When I read the sample project of convolutionFFT2D, I found that when the matrix size is 10001000, the GPU time is 7.44ms(134.33Mpix/s), while I change the matrix size to 20002000, and the pad size also be multiple of 1024, the GPU time rise to 44ms rapidly and the computing ability is only 90.7Mpixs/s, I tried to change the grid and block parameter, but no obvious effect in improve the computing ability to more than 100Mpixs/s. So I want to know the reasons affecting the computing ability, and what should I do to get some improvement?

The first factor is general: for power-of-two signal sizes total number of memory/math operations is O(W * H * log2(W * H) ), so specific work per signal element is O(log2(W * H)) – increases as the sizes increase. log2(4M) / log2(1M) == 1.1; 10% more operations per signal element.

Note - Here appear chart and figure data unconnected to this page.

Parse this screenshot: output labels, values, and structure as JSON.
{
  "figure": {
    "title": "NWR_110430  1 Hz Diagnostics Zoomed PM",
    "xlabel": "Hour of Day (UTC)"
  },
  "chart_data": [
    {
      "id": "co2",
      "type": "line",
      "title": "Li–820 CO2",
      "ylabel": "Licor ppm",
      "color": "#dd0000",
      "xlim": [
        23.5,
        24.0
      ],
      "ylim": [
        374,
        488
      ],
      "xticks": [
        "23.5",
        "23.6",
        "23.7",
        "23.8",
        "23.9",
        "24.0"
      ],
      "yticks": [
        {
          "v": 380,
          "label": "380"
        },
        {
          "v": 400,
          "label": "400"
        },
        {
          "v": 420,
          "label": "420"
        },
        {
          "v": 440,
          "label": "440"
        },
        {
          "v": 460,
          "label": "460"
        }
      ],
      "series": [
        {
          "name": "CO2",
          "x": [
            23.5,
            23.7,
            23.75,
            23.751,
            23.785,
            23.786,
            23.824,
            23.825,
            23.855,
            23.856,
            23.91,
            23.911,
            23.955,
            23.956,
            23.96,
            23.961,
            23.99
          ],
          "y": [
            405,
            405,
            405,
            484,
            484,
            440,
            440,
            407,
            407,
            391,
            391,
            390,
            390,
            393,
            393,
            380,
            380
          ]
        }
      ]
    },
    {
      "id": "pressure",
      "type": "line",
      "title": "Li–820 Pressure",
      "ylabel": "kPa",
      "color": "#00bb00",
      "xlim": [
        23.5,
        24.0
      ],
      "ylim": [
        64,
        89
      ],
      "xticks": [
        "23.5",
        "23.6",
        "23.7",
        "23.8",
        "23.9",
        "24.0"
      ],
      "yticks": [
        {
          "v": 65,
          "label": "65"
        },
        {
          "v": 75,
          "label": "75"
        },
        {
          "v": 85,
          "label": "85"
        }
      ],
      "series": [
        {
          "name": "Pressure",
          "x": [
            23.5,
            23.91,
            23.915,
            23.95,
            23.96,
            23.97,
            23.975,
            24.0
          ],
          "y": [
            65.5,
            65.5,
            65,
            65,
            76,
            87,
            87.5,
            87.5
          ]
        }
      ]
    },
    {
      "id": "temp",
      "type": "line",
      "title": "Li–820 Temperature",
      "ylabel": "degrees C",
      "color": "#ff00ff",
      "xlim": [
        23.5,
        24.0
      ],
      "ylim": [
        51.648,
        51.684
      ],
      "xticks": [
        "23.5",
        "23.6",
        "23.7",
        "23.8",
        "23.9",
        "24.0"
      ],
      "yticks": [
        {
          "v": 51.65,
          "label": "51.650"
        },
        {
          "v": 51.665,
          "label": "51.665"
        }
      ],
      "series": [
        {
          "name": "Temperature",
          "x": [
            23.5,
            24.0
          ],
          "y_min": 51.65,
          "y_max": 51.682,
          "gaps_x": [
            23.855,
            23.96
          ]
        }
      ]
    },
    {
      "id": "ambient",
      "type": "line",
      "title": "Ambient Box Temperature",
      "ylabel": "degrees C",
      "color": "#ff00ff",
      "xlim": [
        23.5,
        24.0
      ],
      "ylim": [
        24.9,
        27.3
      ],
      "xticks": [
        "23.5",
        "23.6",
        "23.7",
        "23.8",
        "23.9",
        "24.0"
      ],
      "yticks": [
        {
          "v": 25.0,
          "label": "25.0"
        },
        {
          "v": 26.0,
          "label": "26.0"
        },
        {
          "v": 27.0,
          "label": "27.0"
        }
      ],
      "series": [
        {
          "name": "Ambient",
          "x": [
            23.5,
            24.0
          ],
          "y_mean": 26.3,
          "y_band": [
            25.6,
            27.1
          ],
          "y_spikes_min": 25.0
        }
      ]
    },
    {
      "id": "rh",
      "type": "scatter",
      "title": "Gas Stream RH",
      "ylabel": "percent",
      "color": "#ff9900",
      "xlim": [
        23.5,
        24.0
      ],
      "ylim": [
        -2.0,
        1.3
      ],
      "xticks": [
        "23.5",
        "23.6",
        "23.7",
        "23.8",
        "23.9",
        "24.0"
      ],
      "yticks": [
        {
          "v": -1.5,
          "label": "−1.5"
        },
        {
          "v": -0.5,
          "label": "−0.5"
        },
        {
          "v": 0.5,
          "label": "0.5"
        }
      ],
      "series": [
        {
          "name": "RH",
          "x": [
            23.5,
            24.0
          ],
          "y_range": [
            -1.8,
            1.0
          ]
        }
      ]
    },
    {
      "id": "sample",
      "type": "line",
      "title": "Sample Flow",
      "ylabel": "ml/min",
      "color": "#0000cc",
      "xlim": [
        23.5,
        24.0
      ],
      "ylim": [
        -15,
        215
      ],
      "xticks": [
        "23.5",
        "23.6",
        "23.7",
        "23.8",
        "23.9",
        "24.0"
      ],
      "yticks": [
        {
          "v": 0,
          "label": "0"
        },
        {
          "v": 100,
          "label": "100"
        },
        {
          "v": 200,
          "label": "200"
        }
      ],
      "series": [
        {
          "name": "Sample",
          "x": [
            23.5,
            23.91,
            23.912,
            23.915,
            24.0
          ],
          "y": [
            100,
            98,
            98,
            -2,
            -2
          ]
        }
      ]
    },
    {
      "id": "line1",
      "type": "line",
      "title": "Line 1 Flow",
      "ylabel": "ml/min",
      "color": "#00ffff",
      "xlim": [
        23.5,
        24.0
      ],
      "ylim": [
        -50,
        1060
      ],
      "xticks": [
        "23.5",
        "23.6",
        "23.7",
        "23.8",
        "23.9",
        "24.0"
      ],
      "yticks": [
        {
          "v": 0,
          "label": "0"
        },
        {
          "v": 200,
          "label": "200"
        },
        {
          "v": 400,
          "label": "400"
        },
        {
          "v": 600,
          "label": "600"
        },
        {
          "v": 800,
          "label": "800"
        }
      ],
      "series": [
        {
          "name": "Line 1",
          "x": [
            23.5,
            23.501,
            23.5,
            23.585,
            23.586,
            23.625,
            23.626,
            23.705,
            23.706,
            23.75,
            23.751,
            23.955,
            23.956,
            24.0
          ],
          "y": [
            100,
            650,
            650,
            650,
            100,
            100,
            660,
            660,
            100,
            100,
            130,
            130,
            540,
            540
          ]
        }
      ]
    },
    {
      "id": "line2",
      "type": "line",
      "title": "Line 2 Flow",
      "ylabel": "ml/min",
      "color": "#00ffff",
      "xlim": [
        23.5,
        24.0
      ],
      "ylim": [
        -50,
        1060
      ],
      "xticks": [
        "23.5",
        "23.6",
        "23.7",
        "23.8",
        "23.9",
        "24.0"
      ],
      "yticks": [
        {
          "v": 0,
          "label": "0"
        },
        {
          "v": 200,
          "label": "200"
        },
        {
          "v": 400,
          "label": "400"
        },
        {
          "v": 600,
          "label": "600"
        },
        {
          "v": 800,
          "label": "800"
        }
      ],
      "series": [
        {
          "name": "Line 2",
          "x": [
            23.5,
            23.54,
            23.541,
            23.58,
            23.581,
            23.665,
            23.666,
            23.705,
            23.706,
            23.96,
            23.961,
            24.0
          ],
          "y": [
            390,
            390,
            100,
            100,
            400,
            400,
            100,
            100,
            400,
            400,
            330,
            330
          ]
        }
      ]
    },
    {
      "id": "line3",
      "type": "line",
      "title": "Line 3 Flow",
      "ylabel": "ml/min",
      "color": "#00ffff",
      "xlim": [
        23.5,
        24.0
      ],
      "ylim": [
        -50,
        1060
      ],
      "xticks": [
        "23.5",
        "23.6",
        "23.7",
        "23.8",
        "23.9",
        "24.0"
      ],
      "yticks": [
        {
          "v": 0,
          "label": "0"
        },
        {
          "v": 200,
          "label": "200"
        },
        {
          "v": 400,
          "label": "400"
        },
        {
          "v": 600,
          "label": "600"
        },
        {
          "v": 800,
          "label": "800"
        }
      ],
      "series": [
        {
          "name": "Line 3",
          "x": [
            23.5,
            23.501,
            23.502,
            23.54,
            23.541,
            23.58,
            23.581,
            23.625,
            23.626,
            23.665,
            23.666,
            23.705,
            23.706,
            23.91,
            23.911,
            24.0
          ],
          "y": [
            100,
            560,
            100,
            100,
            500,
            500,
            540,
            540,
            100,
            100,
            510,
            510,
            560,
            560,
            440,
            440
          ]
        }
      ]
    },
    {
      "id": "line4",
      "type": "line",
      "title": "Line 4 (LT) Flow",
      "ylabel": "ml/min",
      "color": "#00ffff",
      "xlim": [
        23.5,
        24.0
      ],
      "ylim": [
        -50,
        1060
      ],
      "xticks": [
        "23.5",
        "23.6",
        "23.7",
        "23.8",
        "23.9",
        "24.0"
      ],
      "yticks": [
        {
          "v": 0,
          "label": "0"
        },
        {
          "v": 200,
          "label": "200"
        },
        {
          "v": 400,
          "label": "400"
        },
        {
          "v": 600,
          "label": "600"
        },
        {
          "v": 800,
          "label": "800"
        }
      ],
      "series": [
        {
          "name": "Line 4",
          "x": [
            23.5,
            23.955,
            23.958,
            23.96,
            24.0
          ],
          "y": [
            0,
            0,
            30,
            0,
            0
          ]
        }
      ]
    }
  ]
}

The second factor is CUFFT and CUDA-specific: there are different kinds of memory in CUDA. Thanks to fast on-chip shared memory, the elementary in-shared memory 1D transformations do not involve intermediate global memory loading and storing at all. But the maximum that G80’s shared memory can fit is 1024 complex elements (in the case of power-of-two vectors).

Transformations of larger power-of-two-sized vectors are combined from the ‘elementary’ 1024-point transformations: first the same elementary kernel is invoked on the elementary subvectors of the large input vector, next a “finalizing” kernel is invoked, reading and writing the whole vector from/to global memory at each iteration.

Very long 1D vectors (up to 8M points) are processed by means of Cooley-Tukey decomposition.